Required details for the mqtt broker. The host should not specify the protocol.

Conventionally, the host should look like mqtt.<infra_id>.<…​>.smartermicrogrid.com

docker_memory

The default memory limit for Docker containers. This can be overridden on a per-service basis

Most (nodejs) platform services which cache signal properties will want at leas 150M for a modestly sized infra

mqtt_config

Optional text block to add to the mqtt broker configuration. This can be used to create bridges to other brokers for example

See the official Mosquitto documentation

Running the Deploy

To run the deploy, use the scripts as outlined in Ansible Deployments.

Validated the Deploy

Unfortunately, at the moment there isn’t really a handy way of validating a deploy in a single step.

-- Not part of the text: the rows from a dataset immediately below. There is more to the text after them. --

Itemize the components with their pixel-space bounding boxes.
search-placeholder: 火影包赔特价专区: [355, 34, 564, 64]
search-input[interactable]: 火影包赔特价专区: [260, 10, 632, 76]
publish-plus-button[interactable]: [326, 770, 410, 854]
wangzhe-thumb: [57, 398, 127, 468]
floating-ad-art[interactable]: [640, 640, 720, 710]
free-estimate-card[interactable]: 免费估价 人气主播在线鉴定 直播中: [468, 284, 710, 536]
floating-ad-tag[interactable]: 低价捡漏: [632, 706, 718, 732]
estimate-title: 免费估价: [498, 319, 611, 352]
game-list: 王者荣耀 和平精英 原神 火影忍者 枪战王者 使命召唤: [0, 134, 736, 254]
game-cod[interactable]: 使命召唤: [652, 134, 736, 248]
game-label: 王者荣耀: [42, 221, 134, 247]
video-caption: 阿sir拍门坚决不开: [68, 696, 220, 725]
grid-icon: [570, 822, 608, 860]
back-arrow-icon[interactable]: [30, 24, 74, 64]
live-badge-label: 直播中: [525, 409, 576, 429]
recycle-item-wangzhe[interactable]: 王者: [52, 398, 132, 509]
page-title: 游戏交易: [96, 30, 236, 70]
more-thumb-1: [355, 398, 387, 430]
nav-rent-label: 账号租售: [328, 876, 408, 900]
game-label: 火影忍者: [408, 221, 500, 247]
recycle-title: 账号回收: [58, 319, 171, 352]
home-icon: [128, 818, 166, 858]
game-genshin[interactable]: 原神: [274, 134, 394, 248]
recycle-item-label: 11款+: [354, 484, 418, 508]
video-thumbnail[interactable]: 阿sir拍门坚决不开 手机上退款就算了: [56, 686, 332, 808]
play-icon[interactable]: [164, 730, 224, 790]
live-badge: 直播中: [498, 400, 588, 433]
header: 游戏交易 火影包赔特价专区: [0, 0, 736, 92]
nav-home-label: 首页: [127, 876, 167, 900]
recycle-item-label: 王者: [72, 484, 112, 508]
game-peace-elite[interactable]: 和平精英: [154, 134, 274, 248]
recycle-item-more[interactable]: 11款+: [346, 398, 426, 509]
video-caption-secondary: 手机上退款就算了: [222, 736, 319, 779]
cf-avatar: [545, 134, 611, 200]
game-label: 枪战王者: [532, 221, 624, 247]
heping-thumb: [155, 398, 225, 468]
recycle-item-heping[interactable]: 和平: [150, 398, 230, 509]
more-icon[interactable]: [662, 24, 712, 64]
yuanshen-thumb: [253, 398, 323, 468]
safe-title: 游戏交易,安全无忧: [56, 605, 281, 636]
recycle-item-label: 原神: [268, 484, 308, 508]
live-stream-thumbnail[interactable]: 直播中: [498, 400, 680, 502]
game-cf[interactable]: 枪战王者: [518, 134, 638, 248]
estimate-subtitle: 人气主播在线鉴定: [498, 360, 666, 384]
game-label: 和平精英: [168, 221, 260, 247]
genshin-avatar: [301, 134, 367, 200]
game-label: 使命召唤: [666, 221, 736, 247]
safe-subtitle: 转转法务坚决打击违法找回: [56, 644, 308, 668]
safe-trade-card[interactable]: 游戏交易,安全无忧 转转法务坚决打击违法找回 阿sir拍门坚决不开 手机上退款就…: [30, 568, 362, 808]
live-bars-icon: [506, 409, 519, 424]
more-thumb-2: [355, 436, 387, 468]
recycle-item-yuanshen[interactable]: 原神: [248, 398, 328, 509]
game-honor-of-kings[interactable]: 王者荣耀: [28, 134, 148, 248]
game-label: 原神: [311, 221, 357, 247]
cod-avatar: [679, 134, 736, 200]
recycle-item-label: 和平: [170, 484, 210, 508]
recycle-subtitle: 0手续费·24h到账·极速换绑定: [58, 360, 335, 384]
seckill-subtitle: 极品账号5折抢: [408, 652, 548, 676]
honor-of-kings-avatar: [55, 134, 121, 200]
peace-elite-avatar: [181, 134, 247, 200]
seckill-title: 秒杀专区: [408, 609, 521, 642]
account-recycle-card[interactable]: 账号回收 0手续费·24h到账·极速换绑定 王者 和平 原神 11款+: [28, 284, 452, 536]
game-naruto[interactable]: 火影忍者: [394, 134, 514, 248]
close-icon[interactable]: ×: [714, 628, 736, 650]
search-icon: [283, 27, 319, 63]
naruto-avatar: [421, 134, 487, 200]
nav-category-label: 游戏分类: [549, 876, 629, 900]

One just needs to check all the containers are up and running based on their logs:

$ docker logs <infra_id>.<deploy_level>.<service_id>

Standard nodejs services should be started if you can see some lines like the following:

2020-11-24T17:28:37.155299980Z 2020-11-24T17:28:37.155Z INFO MQTT Connecting to client at mqtt://mqtt.customers.infras.smartermicrogrid.com:20288
2020-11-24T17:28:37.160251196Z 2020-11-24T17:28:37.160Z INFO rss: 69.04 MB heapTotal: 59.4 MB heapUsed: 30.09 MB external: 0.56 MB. Up 396ms
2020-11-24T17:28:37.160351114Z 2020-11-24T17:28:37.160Z INFO Runner started
2020-11-24T17:28:37.160482898Z 2020-11-24T17:28:37.160Z INFO HEALTHCHECK: SERVICE_LIVE
Remember to ssh into all the servers. The influx_writer for example is typically not on the same server as any other services.